Mie segar umumnya memiliki kadar air sekitar 35%, yang oleh karenanya
mie ini bersifat lebih mudah rusak. Namun jika penyimpannya dilakukan
dalam refrigerator, mie segar dapat bertahan hingga 50-60
jam dan menjadi gelap warnanya bila melebihi waktu simpan tersebut. Agar
diterima konsumen dengan baik, mie segar harus berwarna putih atau
kuning muda. Mie ini biasanya dibuat dari terigu jenis keras (hard wheat), agar dapat ditangani dengan mudah dalam keadaan basah.
b. Mie Basah
Mie
Basah adalah jenis mie yang mengalami proses perebusan setelah tahap
pemotongan. Biasanya mie basah dipasarkan dalam keadaan segar. Kadar air
mie basah dapat mencapai 52% dan karenanya daya simpannya relatif
singkat (40 jam pada suhu kamar). Proses perebusan dapat menyebabkan
enzim polifenol-oksidase terdenaturasi, sehingga mie basah tidak
mengalami perubahan warna selama distribusi. Di Cina, mie basah biasa
dibuat dari terigu jenis lunak dan ditambahkan Kan-sui.

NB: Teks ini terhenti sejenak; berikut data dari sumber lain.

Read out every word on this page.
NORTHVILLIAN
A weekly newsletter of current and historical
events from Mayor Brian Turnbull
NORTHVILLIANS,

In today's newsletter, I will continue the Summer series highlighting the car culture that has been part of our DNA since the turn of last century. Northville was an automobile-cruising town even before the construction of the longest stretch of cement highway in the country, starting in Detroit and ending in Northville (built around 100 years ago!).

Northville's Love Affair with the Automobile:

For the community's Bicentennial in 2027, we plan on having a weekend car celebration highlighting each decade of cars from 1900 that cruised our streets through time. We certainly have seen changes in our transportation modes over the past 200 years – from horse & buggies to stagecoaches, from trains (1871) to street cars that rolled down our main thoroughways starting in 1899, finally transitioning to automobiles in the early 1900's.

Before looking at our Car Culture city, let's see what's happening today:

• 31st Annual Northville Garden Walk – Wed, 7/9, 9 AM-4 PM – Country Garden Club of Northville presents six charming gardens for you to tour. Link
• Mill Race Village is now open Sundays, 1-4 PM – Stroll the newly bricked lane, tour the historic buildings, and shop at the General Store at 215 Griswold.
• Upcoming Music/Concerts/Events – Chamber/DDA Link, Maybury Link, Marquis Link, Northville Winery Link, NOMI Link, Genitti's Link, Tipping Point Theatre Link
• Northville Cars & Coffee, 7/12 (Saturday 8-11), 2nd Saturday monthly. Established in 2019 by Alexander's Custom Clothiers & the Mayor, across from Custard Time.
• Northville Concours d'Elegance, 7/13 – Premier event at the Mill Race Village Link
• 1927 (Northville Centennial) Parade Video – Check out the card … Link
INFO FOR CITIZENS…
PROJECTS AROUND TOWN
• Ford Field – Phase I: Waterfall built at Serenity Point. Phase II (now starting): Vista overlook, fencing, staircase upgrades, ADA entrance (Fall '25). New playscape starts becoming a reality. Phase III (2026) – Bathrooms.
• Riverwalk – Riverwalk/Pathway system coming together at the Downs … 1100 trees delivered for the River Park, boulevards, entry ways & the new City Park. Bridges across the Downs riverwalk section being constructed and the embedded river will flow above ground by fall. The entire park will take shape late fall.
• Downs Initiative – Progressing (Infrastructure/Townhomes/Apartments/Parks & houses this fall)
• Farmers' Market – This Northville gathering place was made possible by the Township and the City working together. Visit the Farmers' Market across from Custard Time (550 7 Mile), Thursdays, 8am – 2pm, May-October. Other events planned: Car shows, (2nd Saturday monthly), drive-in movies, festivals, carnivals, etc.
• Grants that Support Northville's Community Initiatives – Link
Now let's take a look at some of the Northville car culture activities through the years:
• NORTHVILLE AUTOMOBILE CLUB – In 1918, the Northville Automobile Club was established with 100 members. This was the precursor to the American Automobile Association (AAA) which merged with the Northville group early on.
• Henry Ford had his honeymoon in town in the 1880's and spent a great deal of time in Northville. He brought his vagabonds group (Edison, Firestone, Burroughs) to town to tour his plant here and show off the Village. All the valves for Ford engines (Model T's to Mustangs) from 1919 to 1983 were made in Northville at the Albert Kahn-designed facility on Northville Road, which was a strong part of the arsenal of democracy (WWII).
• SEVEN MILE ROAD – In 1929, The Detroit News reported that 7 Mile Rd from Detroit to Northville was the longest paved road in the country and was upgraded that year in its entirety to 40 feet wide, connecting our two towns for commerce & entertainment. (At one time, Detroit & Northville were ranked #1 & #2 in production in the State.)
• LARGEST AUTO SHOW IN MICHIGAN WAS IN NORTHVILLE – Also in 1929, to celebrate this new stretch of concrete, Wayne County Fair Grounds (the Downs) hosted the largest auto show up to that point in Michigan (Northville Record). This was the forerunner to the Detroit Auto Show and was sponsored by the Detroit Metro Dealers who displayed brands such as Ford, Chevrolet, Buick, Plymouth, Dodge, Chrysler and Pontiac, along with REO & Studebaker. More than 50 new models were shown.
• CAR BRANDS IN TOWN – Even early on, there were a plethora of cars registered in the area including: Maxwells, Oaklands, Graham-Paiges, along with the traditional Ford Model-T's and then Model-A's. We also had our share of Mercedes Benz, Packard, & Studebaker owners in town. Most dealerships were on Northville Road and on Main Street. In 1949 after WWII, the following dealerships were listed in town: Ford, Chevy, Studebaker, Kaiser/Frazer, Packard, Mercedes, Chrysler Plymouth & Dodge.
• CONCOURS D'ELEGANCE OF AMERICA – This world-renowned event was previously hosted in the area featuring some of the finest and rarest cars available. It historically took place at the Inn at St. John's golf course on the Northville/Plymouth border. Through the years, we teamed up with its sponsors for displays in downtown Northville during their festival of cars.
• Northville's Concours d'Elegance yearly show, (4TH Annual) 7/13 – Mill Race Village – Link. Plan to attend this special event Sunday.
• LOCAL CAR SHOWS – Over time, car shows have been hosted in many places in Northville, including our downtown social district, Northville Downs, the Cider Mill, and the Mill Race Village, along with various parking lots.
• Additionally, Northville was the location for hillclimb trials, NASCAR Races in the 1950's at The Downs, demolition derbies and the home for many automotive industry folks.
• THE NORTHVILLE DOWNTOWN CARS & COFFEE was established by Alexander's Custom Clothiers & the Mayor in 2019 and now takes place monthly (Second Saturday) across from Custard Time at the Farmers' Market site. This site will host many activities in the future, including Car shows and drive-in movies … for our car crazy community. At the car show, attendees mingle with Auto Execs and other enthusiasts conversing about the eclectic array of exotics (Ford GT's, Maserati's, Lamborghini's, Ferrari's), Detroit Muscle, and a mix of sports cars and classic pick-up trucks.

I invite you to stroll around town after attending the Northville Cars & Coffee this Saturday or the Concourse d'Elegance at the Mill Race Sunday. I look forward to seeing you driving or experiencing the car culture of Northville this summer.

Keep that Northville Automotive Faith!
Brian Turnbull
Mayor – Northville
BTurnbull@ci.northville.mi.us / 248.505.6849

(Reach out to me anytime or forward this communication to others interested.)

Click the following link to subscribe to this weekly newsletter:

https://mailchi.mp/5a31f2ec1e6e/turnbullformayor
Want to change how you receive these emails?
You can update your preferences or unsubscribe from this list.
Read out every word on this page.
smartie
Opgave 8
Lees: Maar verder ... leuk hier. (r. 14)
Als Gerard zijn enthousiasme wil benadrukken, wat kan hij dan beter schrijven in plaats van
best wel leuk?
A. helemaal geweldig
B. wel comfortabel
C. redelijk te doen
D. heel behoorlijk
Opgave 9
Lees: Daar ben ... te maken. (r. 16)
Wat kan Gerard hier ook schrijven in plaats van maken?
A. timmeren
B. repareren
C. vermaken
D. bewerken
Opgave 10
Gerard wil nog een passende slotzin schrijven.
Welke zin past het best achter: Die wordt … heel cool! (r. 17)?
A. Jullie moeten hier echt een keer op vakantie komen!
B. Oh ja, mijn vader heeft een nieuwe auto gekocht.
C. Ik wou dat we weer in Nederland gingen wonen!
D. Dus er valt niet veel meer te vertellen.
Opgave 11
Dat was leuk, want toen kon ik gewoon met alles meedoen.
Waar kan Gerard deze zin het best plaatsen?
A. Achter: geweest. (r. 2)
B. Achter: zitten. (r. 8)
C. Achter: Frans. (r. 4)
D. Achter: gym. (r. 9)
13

Yang dimaksud kan-sui adalah larutan alkali yang tersusun oleh garam
natrium dan kalium karbonat. Larutan ini digunakan untuk menggantikan
fungsi natrium klorida dalam formula. Garam karbonat ini membuat adonan
bersifat alkali yang menghasilkan mie yang kuat dengan warna kuning yang
cerah. Warna tersebut muncul akibat adanya pigmen flavonoid yang
berwarna kuning pada keadaan alkali (Hoseney, 1994).
c. Mie Kering
Produk
ini tidak mengalami proses pemasakan lanjut ketika benang mie telah
dipotong, tetapi merupakan mie segar yang langsung dikeringkan hingga
kadar airnya mencapai 8-10% Pengeringannya biasanya dilakukan melalui
penjemuran. Karena bersifat kering, daya simpannya juga relatif panjang
dan mudah penanganannya.
d. Mie Telur
Mie
Telur umumnya terdapat dalam keadaan kering ketika dipasarkan. Namun
demikian tidak tertutup kemungkinan memasarkan mie telur dalam keadaan
basah. Faktor komposisi bahan adalah faktor yang membedakan mie telur
ini dengan mie kering maupun mie basah. Dalam pembuatan mie telur
biasanya ditambahkan telur segar atau tepung telur pada saat pembuatan
adonan. Penambahan telur ini merupakan suatu variasi dalam pembuatan mie
di Asia, sebab secara tradisional mie oriental tidak mengandung telur.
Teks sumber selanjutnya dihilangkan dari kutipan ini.